Tests are the only way to estimate the quality of a machine learning algorithm in practice. In order to prove your algorithm is usable, you need to design good tests. To design test you should collect the data and split them into the train set and the test set.
Machine learning theorists say that the train and the test sets should come from the single probability distribution (unless they are talking about
transfer learning or
some kinds of on-line learning). But in practice it is a bit more complicated. We are currently working on the problem of
laser scan points classification. It is not a trivial task to design tests! We have scans from different domains (aerial scans, scans from moving vehicles, stationary terrestrial scans), and for each domain we would like to have kind of universal benchmark. It means that a wide range of algorithms are supposed to be tested with the test, so the test may
not stimulate overfitting.
So, how can we split the data? To satisfy the claim of the single distribution, we can add the odd points from the cloud to the train set and even points to the test set. This is a bad idea. Suppose your classifier use 3D coordinates of a point as the features. For each point in the test set, we have a similar point in the train set. Therefore we get nearly 100% precision using such a primitive learner. Such benchmark is not enough challenging.
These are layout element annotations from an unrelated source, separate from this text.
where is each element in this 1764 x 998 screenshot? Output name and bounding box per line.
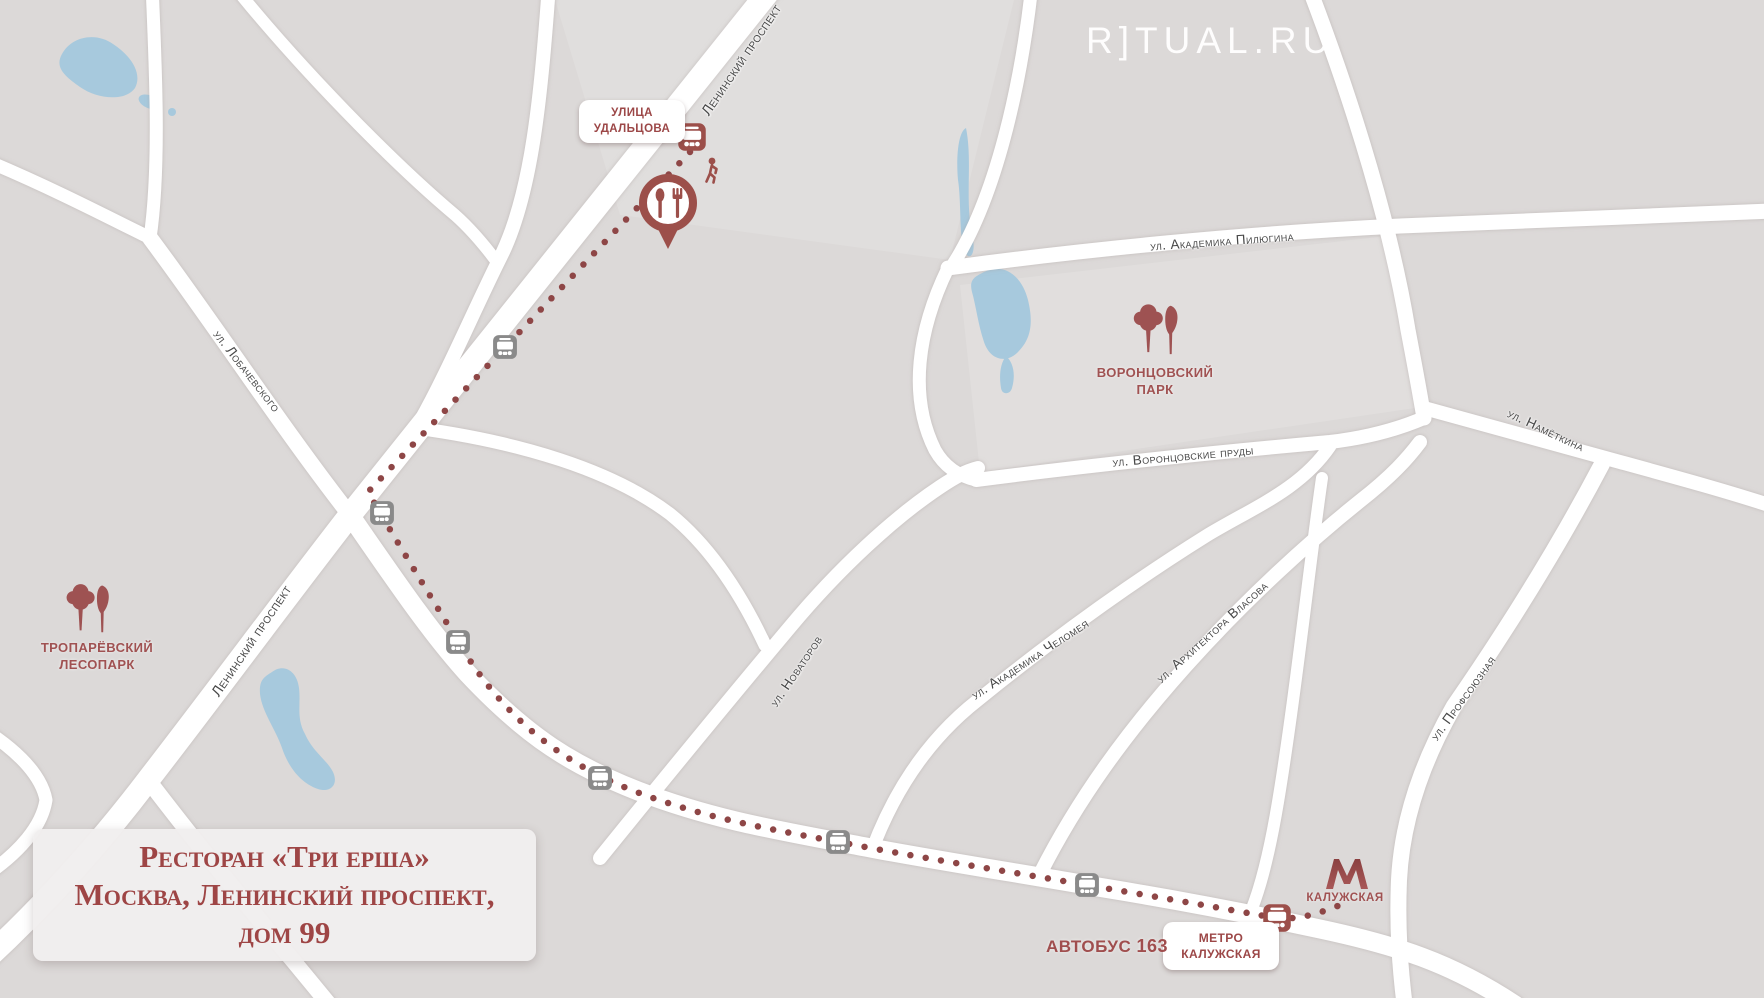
pond-top-left — [59, 37, 137, 97]
bus-stop-icon — [826, 830, 850, 854]
bus-stop-icon — [588, 766, 612, 790]
metro-station-name: КАЛУЖСКАЯ — [1306, 892, 1383, 904]
bus-stop-label-udaltsova: УЛИЦАУДАЛЬЦОВА — [579, 100, 685, 143]
bus-stop-icon — [370, 501, 394, 525]
road-vlasova — [1040, 442, 1420, 874]
pond-leninsky — [260, 668, 335, 790]
bus-route-number: АВТОБУС 163 — [1046, 936, 1168, 957]
road-chelomeya — [872, 446, 1330, 850]
park-label-vorontsovsky: ВОРОНЦОВСКИЙПАРК — [1097, 365, 1214, 399]
bus-stop-icon — [493, 335, 517, 359]
restaurant-house-line: дом 99 — [33, 914, 536, 952]
road-corner-north — [150, 0, 156, 238]
metro-m-icon — [1326, 859, 1368, 889]
brand-logo: R]TUAL.RU — [1086, 20, 1335, 62]
road-center-connector — [416, 428, 765, 645]
restaurant-pin-icon — [643, 178, 693, 249]
address-card: Ресторан «Три ерша» Москва, Ленинский пр… — [33, 829, 536, 961]
map-canvas: R]TUAL.RU Ленинский проспект Ленинский п… — [0, 0, 1764, 998]
restaurant-name: Ресторан «Три ерша» — [33, 838, 536, 876]
pond-top-left-dot — [168, 108, 176, 116]
road-leninsky-prospekt — [0, 0, 778, 960]
bus-stop-icon — [446, 630, 470, 654]
road-topleft-diagonal — [233, 0, 497, 262]
road-metro-side — [1248, 478, 1322, 918]
park-trees-icon — [67, 584, 109, 632]
restaurant-address-line: Москва, Ленинский проспект, — [33, 876, 536, 914]
bus-stop-icon — [1075, 873, 1099, 897]
road-corner-west — [0, 160, 150, 238]
bus-stop-label-metro-kaluzhskaya: МЕТРОКАЛУЖСКАЯ — [1163, 922, 1279, 970]
park-label-troparevsky: ТРОПАРЁВСКИЙЛЕСОПАРК — [41, 640, 153, 674]
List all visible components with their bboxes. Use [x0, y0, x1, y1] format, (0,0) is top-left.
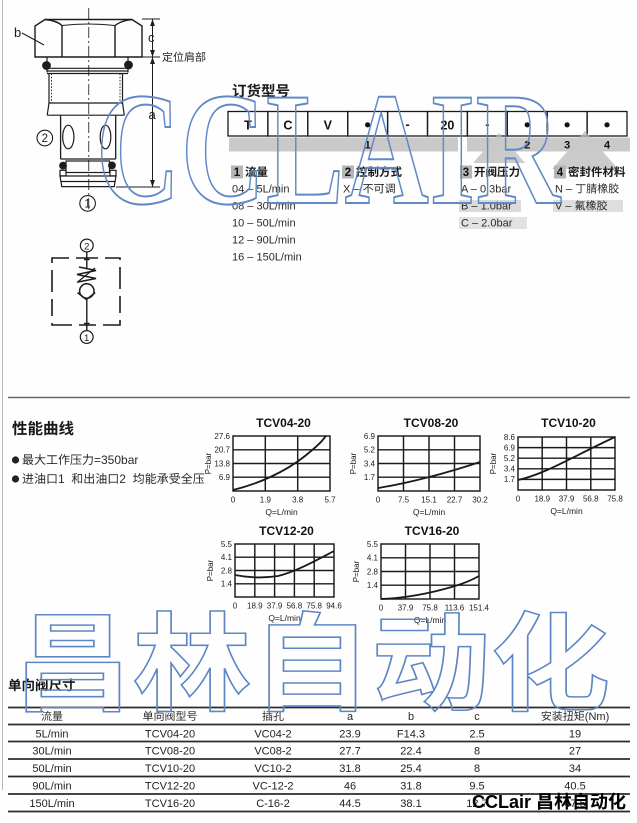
- svg-text:0: 0: [379, 604, 384, 613]
- svg-text:0: 0: [376, 496, 381, 505]
- svg-text:18.9: 18.9: [247, 602, 263, 611]
- svg-text:1: 1: [58, 472, 65, 486]
- svg-text:3.4: 3.4: [364, 459, 376, 468]
- svg-text:5.5: 5.5: [367, 540, 379, 549]
- svg-text:c: c: [474, 711, 480, 723]
- svg-text:8: 8: [474, 746, 480, 758]
- svg-text:13.8: 13.8: [214, 459, 230, 468]
- svg-text:18.9: 18.9: [534, 495, 550, 504]
- svg-text:CCLair: CCLair: [472, 792, 531, 812]
- svg-text:VC-12-2: VC-12-2: [253, 781, 294, 793]
- svg-text:0: 0: [231, 496, 236, 505]
- svg-text:3.4: 3.4: [504, 465, 516, 474]
- svg-text:5.2: 5.2: [364, 446, 376, 455]
- svg-text:TCV12-20: TCV12-20: [145, 781, 195, 793]
- svg-text:37.9: 37.9: [267, 602, 283, 611]
- svg-text:b: b: [14, 25, 21, 40]
- svg-text:4: 4: [604, 140, 611, 152]
- svg-text:27.7: 27.7: [339, 746, 360, 758]
- svg-text:37.9: 37.9: [398, 604, 414, 613]
- svg-text:5.7: 5.7: [324, 496, 336, 505]
- svg-text:1: 1: [84, 333, 89, 344]
- svg-text:1.9: 1.9: [260, 496, 272, 505]
- svg-text:25.4: 25.4: [400, 763, 421, 775]
- svg-text:5.5: 5.5: [221, 540, 233, 549]
- svg-text:VC04-2: VC04-2: [254, 729, 291, 741]
- svg-text:2: 2: [42, 133, 48, 145]
- svg-text:TCV04-20: TCV04-20: [256, 416, 311, 430]
- svg-text:30.2: 30.2: [472, 496, 488, 505]
- svg-text:2: 2: [84, 241, 89, 252]
- svg-text:Q=L/min: Q=L/min: [268, 613, 301, 623]
- svg-text:3.8: 3.8: [292, 496, 304, 505]
- svg-text:1.7: 1.7: [504, 475, 516, 484]
- svg-text:37.9: 37.9: [559, 495, 575, 504]
- svg-text:75.8: 75.8: [607, 495, 623, 504]
- svg-text:TCV08-20: TCV08-20: [404, 416, 459, 430]
- svg-text:22.7: 22.7: [447, 496, 463, 505]
- svg-text:9.5: 9.5: [469, 781, 484, 793]
- svg-text:P=bar: P=bar: [349, 452, 358, 474]
- svg-text:7.5: 7.5: [398, 496, 410, 505]
- svg-text:TCV16-20: TCV16-20: [145, 798, 195, 810]
- svg-text:94.6: 94.6: [326, 602, 342, 611]
- svg-text:2.8: 2.8: [367, 567, 379, 576]
- svg-text:34: 34: [569, 763, 581, 775]
- svg-text:2: 2: [119, 472, 126, 486]
- svg-text:1: 1: [84, 199, 90, 211]
- svg-text:TCV10-20: TCV10-20: [145, 763, 195, 775]
- svg-text:VC10-2: VC10-2: [254, 763, 291, 775]
- svg-text:46: 46: [344, 781, 356, 793]
- svg-text:(Nm): (Nm): [585, 711, 609, 723]
- svg-text:=350bar: =350bar: [94, 453, 138, 467]
- svg-text:6.9: 6.9: [504, 443, 516, 452]
- svg-text:TCV12-20: TCV12-20: [259, 524, 314, 538]
- svg-text:F14.3: F14.3: [397, 729, 425, 741]
- svg-text:27: 27: [569, 746, 581, 758]
- svg-text:TCV04-20: TCV04-20: [145, 729, 195, 741]
- svg-text:151.4: 151.4: [469, 604, 490, 613]
- svg-text:P=bar: P=bar: [204, 452, 213, 474]
- svg-text:5.2: 5.2: [504, 454, 516, 463]
- svg-text:27.6: 27.6: [214, 432, 230, 441]
- svg-text:2.8: 2.8: [221, 566, 233, 575]
- svg-text:1.7: 1.7: [364, 473, 376, 482]
- svg-text:40.5: 40.5: [564, 781, 585, 793]
- svg-text:16 – 150L/min: 16 – 150L/min: [232, 252, 302, 264]
- svg-text:TCV16-20: TCV16-20: [405, 524, 460, 538]
- svg-text:6.9: 6.9: [364, 432, 376, 441]
- svg-text:22.4: 22.4: [400, 746, 421, 758]
- svg-text:50L/min: 50L/min: [32, 763, 71, 775]
- svg-text:0: 0: [516, 495, 521, 504]
- svg-text:1.4: 1.4: [221, 580, 233, 589]
- svg-text:150L/min: 150L/min: [29, 798, 74, 810]
- svg-text:TCV10-20: TCV10-20: [541, 416, 596, 430]
- svg-text:CCLAIR: CCLAIR: [96, 61, 561, 238]
- svg-text:P=bar: P=bar: [489, 452, 498, 474]
- svg-text:6.9: 6.9: [219, 473, 231, 482]
- svg-text:31.8: 31.8: [339, 763, 360, 775]
- svg-text:b: b: [408, 711, 414, 723]
- svg-text:TCV08-20: TCV08-20: [145, 746, 195, 758]
- svg-text:90L/min: 90L/min: [32, 781, 71, 793]
- svg-text:31.8: 31.8: [400, 781, 421, 793]
- svg-text:P=bar: P=bar: [352, 560, 361, 582]
- svg-text:a: a: [347, 711, 354, 723]
- svg-text:C-16-2: C-16-2: [256, 798, 290, 810]
- svg-text:56.8: 56.8: [583, 495, 599, 504]
- svg-text:44.5: 44.5: [339, 798, 360, 810]
- svg-text:75.8: 75.8: [306, 602, 322, 611]
- svg-text:30L/min: 30L/min: [32, 746, 71, 758]
- svg-text:Q=L/min: Q=L/min: [265, 507, 298, 517]
- svg-text:19: 19: [569, 729, 581, 741]
- svg-text:15.1: 15.1: [421, 496, 437, 505]
- svg-text:c: c: [148, 30, 155, 45]
- svg-text:4.1: 4.1: [367, 554, 379, 563]
- svg-text:Q=L/min: Q=L/min: [550, 506, 583, 516]
- svg-text:23.9: 23.9: [339, 729, 360, 741]
- svg-text:1.4: 1.4: [367, 581, 379, 590]
- svg-text:Q=L/min: Q=L/min: [413, 507, 446, 517]
- svg-text:P=bar: P=bar: [206, 559, 215, 581]
- svg-text:38.1: 38.1: [400, 798, 421, 810]
- svg-text:56.8: 56.8: [287, 602, 303, 611]
- svg-text:5L/min: 5L/min: [35, 729, 68, 741]
- svg-text:0: 0: [233, 602, 238, 611]
- svg-text:2.5: 2.5: [469, 729, 484, 741]
- svg-text:4.1: 4.1: [221, 553, 233, 562]
- svg-text:8.6: 8.6: [504, 433, 516, 442]
- svg-text:20.7: 20.7: [214, 446, 230, 455]
- svg-text:113.6: 113.6: [445, 604, 465, 613]
- svg-text:VC08-2: VC08-2: [254, 746, 291, 758]
- svg-text:75.8: 75.8: [422, 604, 438, 613]
- svg-text:3: 3: [564, 140, 570, 152]
- svg-text:8: 8: [474, 763, 480, 775]
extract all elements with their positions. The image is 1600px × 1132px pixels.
Well, let's split every scan into a few pieces then. If we compose the test set from different subscans, does it solve the problem? Not at all. For example, we have a number of aerial scans. The scans can be retrieved from different heights, different scanners, in different weather. So, if we add the pieces of a single scan both to the test set and to the train set, we will get a non-challenging test again. The rule is: the pieces of a single scan may not persist both in the test set and the train set, if we want to train the classifier once for the whole domain. Do the test set and the train set come from the single distribution? No! But we need to neglect the theory in favour of practice.
- Repeated random sub-sampling validation
- K-fold cross-validation
- Leave-one-out cross-validation
According to the rule, only k-fold x-validation can be used, and each fold should contain points from its own scans. But it is very laborious to label scans. It takes more than 20 hours to label a standard million-points scan. So, we cannot have a lot of scans labelled.
This is not the only problem with testing point classification. Since the single point does not tell us anything, we should consider some neighbourhood of it, and approximate it with a surface. For every point in both sets there should be some neighbourhood. The problem is solved too you put the whole scan to the set.